Sie waren in der Hafengegend. Schwarze, verrußte Gebäude ragten in den düsteren Himmel. Gassen mit Kopfsteinpflaster führten zu Eisenbahnunterführungen, an finsteren Speichern vorbei und endeten auf mit Unrat übersätem Ödland, das Hitlers Bomben vor dreißig Jahren geschaffen hatte. Mr. Goldsmith stolperte über Erdwälle, auf denen schütteres, trockenes Gras stand. Er stürzte sogar einmal in eine Vertiefung, wurde aber sofort herausgezogen, da das Wesen schwerfällig und unwiderstehlich wie ein Panzer weiterlief...
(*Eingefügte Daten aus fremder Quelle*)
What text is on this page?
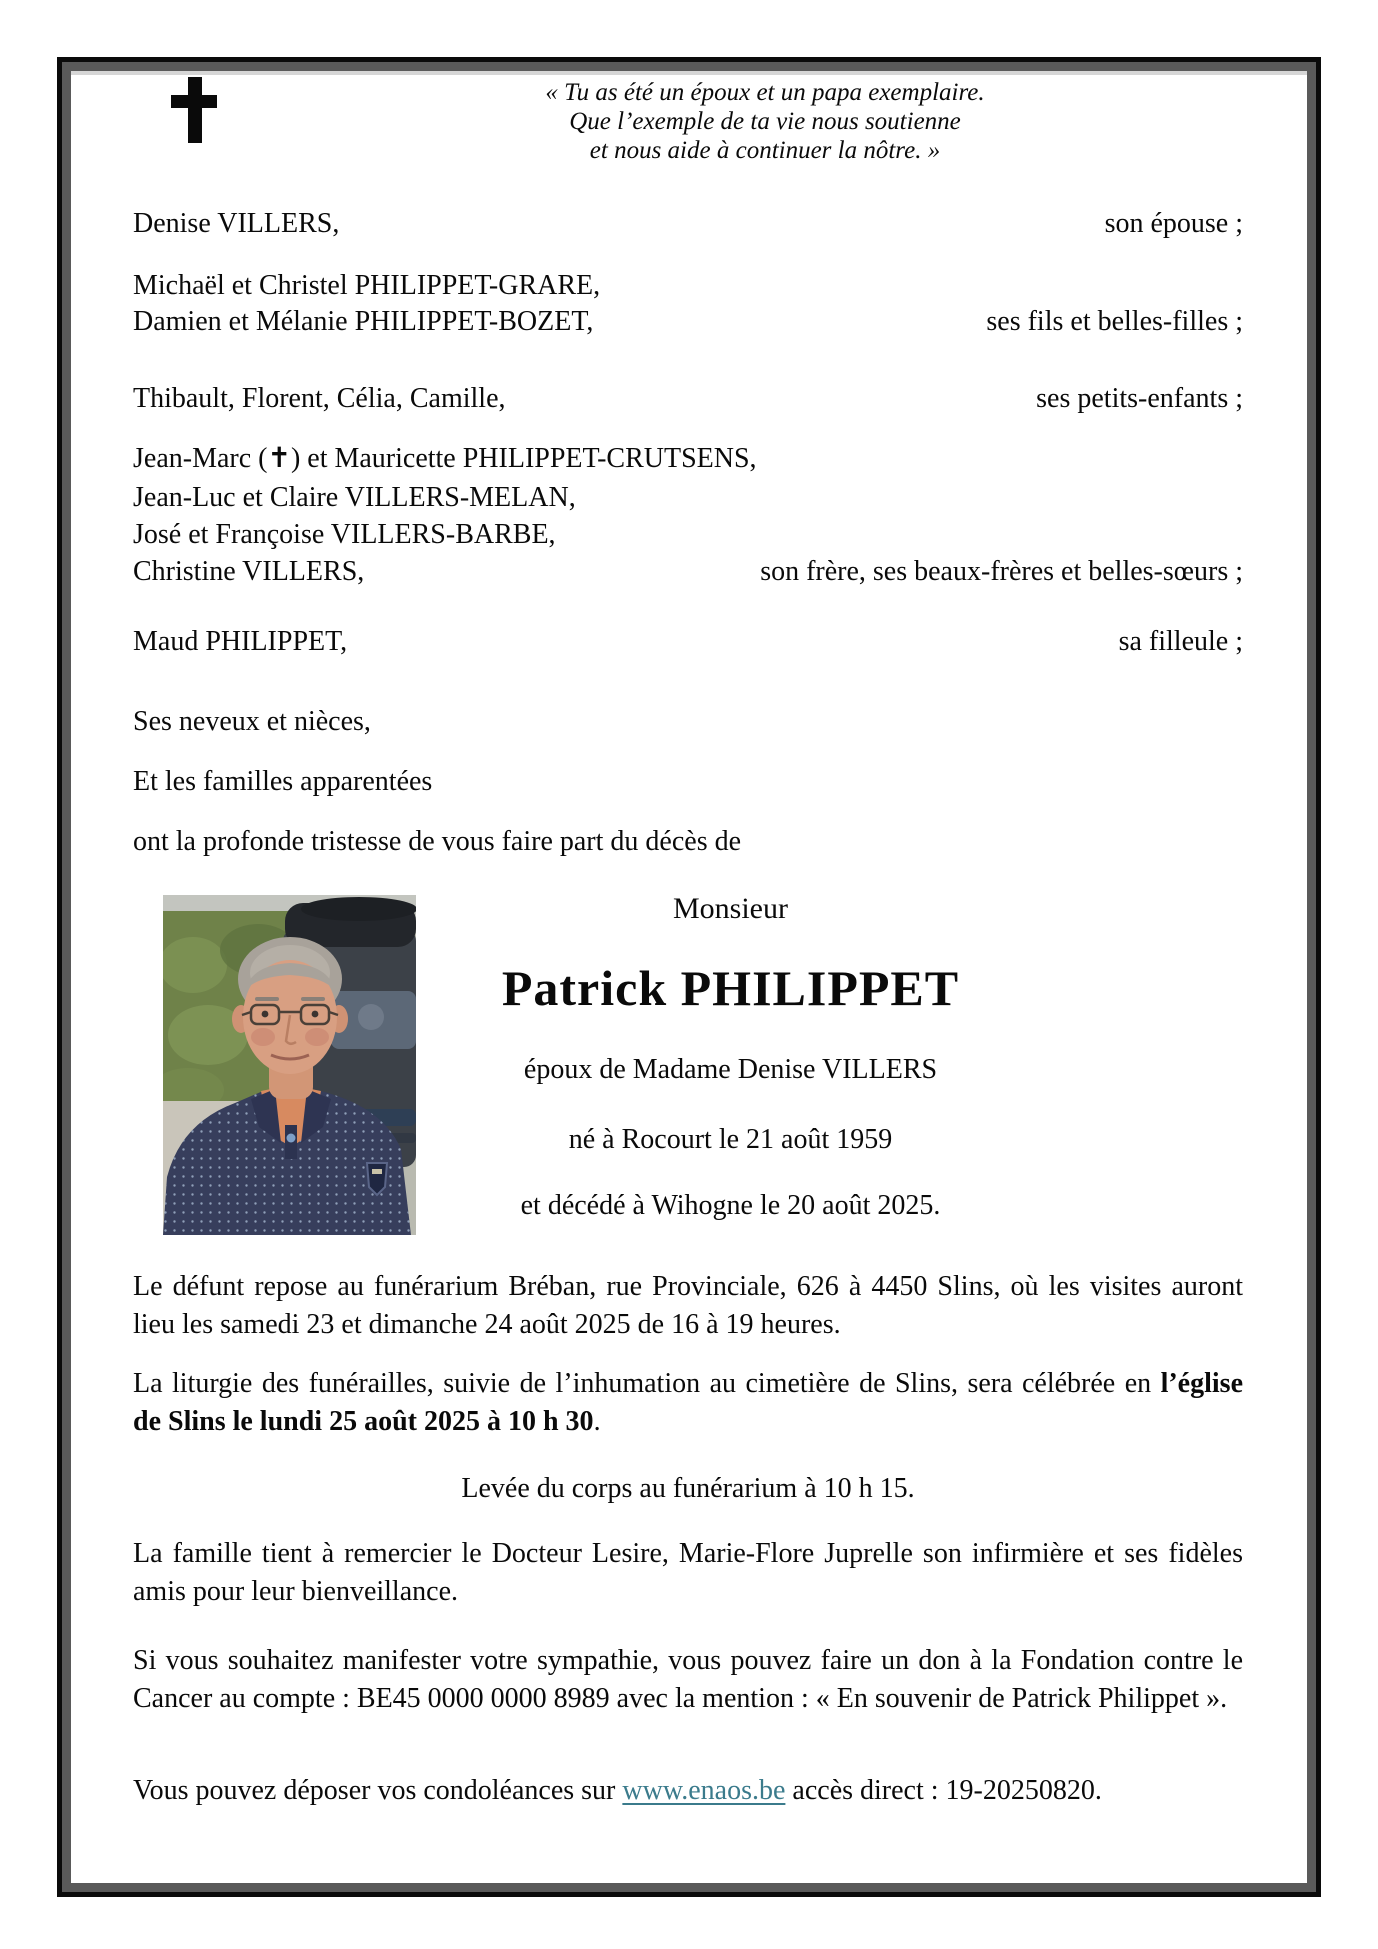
« Tu as été un époux et un papa exemplaire.
Que l’exemple de ta vie nous soutienne
et nous aide à continuer la nôtre. »
Denise VILLERS,	son épouse ;
Michaël et Christel PHILIPPET-GRARE,
Damien et Mélanie PHILIPPET-BOZET,	ses fils et belles-filles ;
Thibault, Florent, Célia, Camille,	ses petits-enfants ;
Jean-Marc (✝) et Mauricette PHILIPPET-CRUTSENS,
Jean-Luc et Claire VILLERS-MELAN,
José et Françoise VILLERS-BARBE,
Christine VILLERS,	son frère, ses beaux-frères et belles-sœurs ;
Maud PHILIPPET,	sa filleule ;
Ses neveux et nièces,
Et les familles apparentées
ont la profonde tristesse de vous faire part du décès de
Monsieur
Patrick PHILIPPET
époux de Madame Denise VILLERS
né à Rocourt le 21 août 1959
et décédé à Wihogne le 20 août 2025.
Le défunt repose au funérarium Bréban, rue Provinciale, 626 à 4450 Slins, où les visites auront lieu les samedi 23 et dimanche 24 août 2025 de 16 à 19 heures.
La liturgie des funérailles, suivie de l’inhumation au cimetière de Slins, sera célébrée en l’église de Slins le lundi 25 août 2025 à 10 h 30.
Levée du corps au funérarium à 10 h 15.
La famille tient à remercier le Docteur Lesire, Marie-Flore Juprelle son infirmière et ses fidèles amis pour leur bienveillance.
Si vous souhaitez manifester votre sympathie, vous pouvez faire un don à la Fondation contre le Cancer au compte : BE45 0000 0000 8989 avec la mention : « En souvenir de Patrick Philippet ».
Vous pouvez déposer vos condoléances sur www.enaos.be accès direct : 19-20250820.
DER HOLSTEIN-HORROR von R. Chetwynd-Hayes (geboren am 20. Mai 1919 in Isleworth, Middlesex; gestorben am 20. März 2001 in Teddington, London) wurde in Deutschland erstmals im Jahr 1977 als VAMPIR-HORROR-TASCHENBUCH Nr. 50 (unter dem Titel HORROR-ZEIT) veröffentlicht.
DER HOLSTEIN-HORROR erscheint als durchgesehene Neuausgabe in der Horror-Reihe 13 SHADOWS aus dem Apex-Verlag, die ganz in der Tradition legendärer Heftroman-Reihen wie GESPENSTERKRIMI und VAMPIR-HORROR-ROMAN steht.
DIE GHULE (The Ghouls)
Die Türklingel läutete. Ein widerliches langes Schrillen, das an einen ungeduldigen Besucher oder einen schadhaften Klingelknopf denken ließ. Mr. Goldsmith empfing nicht viel Besuch. Er brummte ärgerlich, schob einen Topf mit Bohnen vom Gasbrenner, stapfte dann aus der kleinen Küche über den noch winzigeren Flur und öffnete die Eingangstür. Die Klingel läutete weiter.
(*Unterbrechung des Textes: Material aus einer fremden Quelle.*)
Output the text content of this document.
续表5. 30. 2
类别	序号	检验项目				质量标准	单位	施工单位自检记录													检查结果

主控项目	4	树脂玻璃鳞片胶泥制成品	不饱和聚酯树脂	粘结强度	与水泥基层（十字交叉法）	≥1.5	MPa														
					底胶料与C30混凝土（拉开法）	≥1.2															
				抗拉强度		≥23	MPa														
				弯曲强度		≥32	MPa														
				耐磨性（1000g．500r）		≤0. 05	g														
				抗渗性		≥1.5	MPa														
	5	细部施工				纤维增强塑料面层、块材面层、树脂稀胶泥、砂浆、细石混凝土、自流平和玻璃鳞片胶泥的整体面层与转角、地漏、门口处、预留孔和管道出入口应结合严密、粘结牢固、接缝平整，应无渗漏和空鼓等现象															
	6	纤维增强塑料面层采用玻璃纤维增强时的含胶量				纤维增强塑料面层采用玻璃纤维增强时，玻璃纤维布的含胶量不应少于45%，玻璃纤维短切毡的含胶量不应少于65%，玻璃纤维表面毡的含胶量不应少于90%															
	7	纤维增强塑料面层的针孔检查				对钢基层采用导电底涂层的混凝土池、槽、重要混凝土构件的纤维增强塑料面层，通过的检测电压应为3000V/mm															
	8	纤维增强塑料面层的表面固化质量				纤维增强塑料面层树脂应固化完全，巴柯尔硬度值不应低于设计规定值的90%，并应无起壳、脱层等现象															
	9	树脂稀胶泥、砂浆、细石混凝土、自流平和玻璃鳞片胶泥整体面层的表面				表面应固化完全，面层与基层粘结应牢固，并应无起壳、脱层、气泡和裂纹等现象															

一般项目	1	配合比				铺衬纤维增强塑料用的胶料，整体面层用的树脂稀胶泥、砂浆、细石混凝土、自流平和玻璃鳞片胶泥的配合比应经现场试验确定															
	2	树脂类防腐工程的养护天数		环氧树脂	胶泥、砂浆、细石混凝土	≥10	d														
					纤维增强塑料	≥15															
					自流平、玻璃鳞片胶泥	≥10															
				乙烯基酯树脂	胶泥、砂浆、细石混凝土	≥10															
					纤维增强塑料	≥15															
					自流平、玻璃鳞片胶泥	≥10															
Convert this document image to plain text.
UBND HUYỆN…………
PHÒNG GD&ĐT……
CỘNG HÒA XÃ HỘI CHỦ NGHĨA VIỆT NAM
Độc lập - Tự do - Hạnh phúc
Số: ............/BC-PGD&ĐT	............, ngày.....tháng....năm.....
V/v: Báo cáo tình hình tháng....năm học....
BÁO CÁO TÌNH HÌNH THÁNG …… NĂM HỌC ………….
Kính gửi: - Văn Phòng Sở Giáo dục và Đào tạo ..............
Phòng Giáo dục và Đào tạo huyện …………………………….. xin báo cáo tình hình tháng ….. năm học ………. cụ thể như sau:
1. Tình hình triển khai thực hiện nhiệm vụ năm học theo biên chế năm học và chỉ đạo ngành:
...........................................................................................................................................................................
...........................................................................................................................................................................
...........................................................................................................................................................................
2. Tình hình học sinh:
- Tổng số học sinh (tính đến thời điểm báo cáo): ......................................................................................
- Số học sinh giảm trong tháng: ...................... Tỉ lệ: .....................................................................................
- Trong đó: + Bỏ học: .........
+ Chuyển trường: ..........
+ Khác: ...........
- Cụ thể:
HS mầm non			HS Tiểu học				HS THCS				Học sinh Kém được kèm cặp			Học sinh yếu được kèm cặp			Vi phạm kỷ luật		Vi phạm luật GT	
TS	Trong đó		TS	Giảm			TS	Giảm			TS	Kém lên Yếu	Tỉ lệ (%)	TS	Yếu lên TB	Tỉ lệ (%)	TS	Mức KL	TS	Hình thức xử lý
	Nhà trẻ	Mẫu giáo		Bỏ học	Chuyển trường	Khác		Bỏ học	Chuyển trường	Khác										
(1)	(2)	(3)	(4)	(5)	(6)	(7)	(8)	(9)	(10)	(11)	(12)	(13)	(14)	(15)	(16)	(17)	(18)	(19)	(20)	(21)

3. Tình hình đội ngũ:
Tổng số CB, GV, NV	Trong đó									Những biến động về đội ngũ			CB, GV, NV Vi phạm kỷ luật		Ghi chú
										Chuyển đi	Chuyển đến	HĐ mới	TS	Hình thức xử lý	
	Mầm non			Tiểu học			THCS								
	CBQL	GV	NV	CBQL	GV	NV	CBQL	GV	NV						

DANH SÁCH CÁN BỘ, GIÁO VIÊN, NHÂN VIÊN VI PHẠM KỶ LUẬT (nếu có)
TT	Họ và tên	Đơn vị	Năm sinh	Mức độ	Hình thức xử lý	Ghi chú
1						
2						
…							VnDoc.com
Vor ihm stand ein großer, magerer Mann. Ein Finger klebte wie angeleimt am Klingelknopf. Das hagere Gesicht zeigte einen schwachen Anflug von ungesundem Grün. Die schwarzen, merkwürdig stumpfen Augen starrten in die von Mr. Goldsmith, und der Mund öffnete sich.
»Hob her mol gölubt...«
In das heisere Kauderwelsch mischte sich das schrille Läuten der Türklingel, und Mr. Goldsmith empfand eine Mischung aus Furcht und Wut. Er schrie den unangenehmen Störenfried an: »Hören Sie auf zu klingeln!«
»Hob her mol gölubt...«, wiederholte der Fremde.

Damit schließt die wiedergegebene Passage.